Mein Problem: Ich brauche im Arbeitsalltag regelmäßig kurze Pausen für Bewegung und Entspannung, um meine Beschwerden zu managen. Das ist absolut keine Einschränkung in meiner Leistung, aber ich frage mich, wie ich das in Bewerbungsgesprächen anspreche – oder ob ich es überhaupt erwähnen sollte.
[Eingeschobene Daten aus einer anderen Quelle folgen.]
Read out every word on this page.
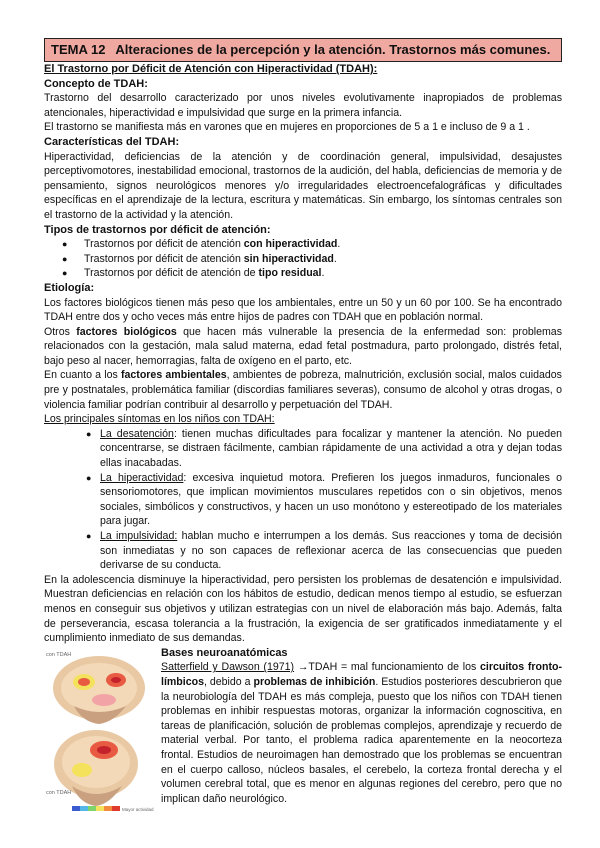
TEMA 12 Alteraciones de la percepción y la atención. Trastornos más comunes.
El Trastorno por Déficit de Atención con Hiperactividad (TDAH):
Concepto de TDAH:

Trastorno del desarrollo caracterizado por unos niveles evolutivamente inapropiados de problemas atencionales, hiperactividad e impulsividad que surge en la primera infancia.

El trastorno se manifiesta más en varones que en mujeres en proporciones de 5 a 1 e incluso de 9 a 1 .

Características del TDAH:

Hiperactividad, deficiencias de la atención y de coordinación general, impulsividad, desajustes perceptivomotores, inestabilidad emocional, trastornos de la audición, del habla, deficiencias de memoria y de pensamiento, signos neurológicos menores y/o irregularidades electroencefalográficas y dificultades específicas en el aprendizaje de la lectura, escritura y matemáticas. Sin embargo, los síntomas centrales son el trastorno de la actividad y la atención.

Tipos de trastornos por déficit de atención:
● Trastornos por déficit de atención con hiperactividad.
● Trastornos por déficit de atención sin hiperactividad.
● Trastornos por déficit de atención de tipo residual.
Etiología:

Los factores biológicos tienen más peso que los ambientales, entre un 50 y un 60 por 100. Se ha encontrado TDAH entre dos y ocho veces más entre hijos de padres con TDAH que en población normal.

Otros factores biológicos que hacen más vulnerable la presencia de la enfermedad son: problemas relacionados con la gestación, mala salud materna, edad fetal postmadura, parto prolongado, distrés fetal, bajo peso al nacer, hemorragias, falta de oxígeno en el parto, etc.

En cuanto a los factores ambientales, ambientes de pobreza, malnutrición, exclusión social, malos cuidados pre y postnatales, problemática familiar (discordias familiares severas), consumo de alcohol y otras drogas, o violencia familiar podrían contribuir al desarrollo y perpetuación del TDAH.

Los principales síntomas en los niños con TDAH:
● La desatención: tienen muchas dificultades para focalizar y mantener la atención. No pueden concentrarse, se distraen fácilmente, cambian rápidamente de una actividad a otra y dejan todas ellas inacabadas.
● La hiperactividad: excesiva inquietud motora. Prefieren los juegos inmaduros, funcionales o sensoriomotores, que implican movimientos musculares repetidos con o sin objetivos, menos sociales, simbólicos y constructivos, y hacen un uso monótono y estereotipado de los materiales para jugar.
● La impulsividad: hablan mucho e interrumpen a los demás. Sus reacciones y toma de decisión son inmediatas y no son capaces de reflexionar acerca de las consecuencias que pueden derivarse de su conducta.

En la adolescencia disminuye la hiperactividad, pero persisten los problemas de desatención e impulsividad. Muestran deficiencias en relación con los hábitos de estudio, dedican menos tiempo al estudio, se esfuerzan menos en conseguir sus objetivos y utilizan estrategias con un nivel de elaboración más bajo. Además, falta de perseverancia, escasa tolerancia a la frustración, la exigencia de ser gratificados inmediatamente y el cumplimiento inmediato de sus demandas.

con TDAH
con TDAH
Mayor actividad
Bases neuroanatómicas

Satterfield y Dawson (1971) →TDAH = mal funcionamiento de los circuitos fronto-límbicos, debido a problemas de inhibición. Estudios posteriores descubrieron que la neurobiología del TDAH es más compleja, puesto que los niños con TDAH tienen problemas en inhibir respuestas motoras, organizar la información cognoscitiva, en tareas de planificación, solución de problemas complejos, aprendizaje y recuerdo de material verbal. Por tanto, el problema radica aparentemente en la neocorteza frontal. Estudios de neuroimagen han demostrado que los problemas se encuentran en el cuerpo calloso, núcleos basales, el cerebelo, la corteza frontal derecha y el volumen cerebral total, que es menor en algunas regiones del cerebro, pero que no implican daño neurológico.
Ich möchte nicht, dass die Personaler mich gleich als weniger leistungsfähig einstufen. Andererseits möchte ich nicht auch noch wieder einen Arbeitgeber landen, der damit nicht umgehen kann. Wie geht ihr da vor? Habt ihr ähnliche Erfahrungen gemacht und könntet mir ein paar realistische Tipps geben?
Liebe Brigitte,
da sprichst du einen wichtigen Punkt an. Meine Erfahrung zeigt: In der Bewerbungsphase würde ich das Thema noch nicht proaktiv ansprechen. Konzentriere dich darauf, deine Stärken und Leistungsfähigkeit klarzumachen. Wenn es zum Gespräch kommt und die Chemie stimmt, kannst du immer noch erwähnen, dass du ein reflektiertes Selbstmanagement hast und weißt, wie du optimal arbeiten kannst.
Was mir bei Vertragsverhandlungen geholfen hat: Kläre zunächst, wie flexibel die Arbeitszeiten sind oder ob Homeoffice möglich ist. Das ist heute oft eine Selbstverständlichkeit und löst viele praktische Probleme elegant. Viel Erfolg!